4. MetaPhlAn2 bugs list
#SampleID Metaphlan2_Analysis
k__Bacteria 100.0
k__Bacteria|p__Firmicutes 64.91753
k__Bacteria|p__Bacteroidetes 35.08247
k__Bacteria|p__Firmicutes|c__Clostridia 64.91753
k__Bacteria|p__Bacteroidetes|c__Bacteroidia 35.08247
k__Bacteria|p__Firmicutes|c__Clostridia|o__Clostridiales 64.91753
k__Bacteria|p__Bacteroidetes|c__Bacteroidia|o__Bacteroidales 35.08247
k__Bacteria|p__Firmicutes|c__Clostridia|o__Clostridiales|f__Ruminococcaceae 37.7397
k__Bacteria|p__Bacteroidetes|c__Bacteroidia|o__Bacteroidales|f__Bacteroidaceae 31.34317
- File name:
humann2/SRS014459-Stool_temp/SRS014459-Stool_metaphlan_bugs_list.tsv
- This file is the bugs list output from MetaPhlAn2.

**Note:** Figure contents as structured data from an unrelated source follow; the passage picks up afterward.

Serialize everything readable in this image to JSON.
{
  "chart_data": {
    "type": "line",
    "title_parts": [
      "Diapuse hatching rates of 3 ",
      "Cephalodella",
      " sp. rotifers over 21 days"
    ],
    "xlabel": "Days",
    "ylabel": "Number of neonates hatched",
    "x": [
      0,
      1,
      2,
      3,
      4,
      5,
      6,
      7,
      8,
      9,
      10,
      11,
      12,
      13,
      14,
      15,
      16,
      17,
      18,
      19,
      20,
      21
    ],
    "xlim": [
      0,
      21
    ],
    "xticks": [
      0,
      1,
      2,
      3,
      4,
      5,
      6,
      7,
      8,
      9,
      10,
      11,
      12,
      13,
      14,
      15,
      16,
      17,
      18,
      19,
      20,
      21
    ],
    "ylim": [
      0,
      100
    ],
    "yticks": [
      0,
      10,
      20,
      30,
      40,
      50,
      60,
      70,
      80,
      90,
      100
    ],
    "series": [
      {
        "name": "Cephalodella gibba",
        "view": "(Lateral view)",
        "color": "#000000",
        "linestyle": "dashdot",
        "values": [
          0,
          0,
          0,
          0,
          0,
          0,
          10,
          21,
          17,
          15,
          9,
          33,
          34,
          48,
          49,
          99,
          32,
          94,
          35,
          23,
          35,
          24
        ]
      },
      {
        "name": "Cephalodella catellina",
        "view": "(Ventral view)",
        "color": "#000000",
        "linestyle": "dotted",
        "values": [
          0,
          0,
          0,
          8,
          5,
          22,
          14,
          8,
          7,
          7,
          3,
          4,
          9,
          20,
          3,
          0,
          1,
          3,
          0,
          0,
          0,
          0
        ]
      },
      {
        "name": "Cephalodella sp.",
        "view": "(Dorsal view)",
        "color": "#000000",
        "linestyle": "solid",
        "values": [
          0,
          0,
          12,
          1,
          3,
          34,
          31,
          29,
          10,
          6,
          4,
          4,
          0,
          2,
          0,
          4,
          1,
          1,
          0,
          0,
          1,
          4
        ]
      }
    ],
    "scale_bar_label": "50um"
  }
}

- Similar to Kraken, MetaPhlAn2 is executed which performs taxonomic classification. However, Kraken is generally faster and better at this, which is why we used that first.
Next Steps
Now that you have your list(s) of organisms and some functional annotation to go with them, many doors have been opened up your analysis. The BioBakery has many options to further your investigation:
Metagenomic Assembly
One of the more challenging tasks is to assembly metagenomes, though it proves extremely useful, especially when tracking down a novel organism. However, there are many tools available to help with this task, such as MetAMOS, IDBA, and the Khmer package. Once you have a complete-ish genome you are then able to use conventional sequence analysis methods.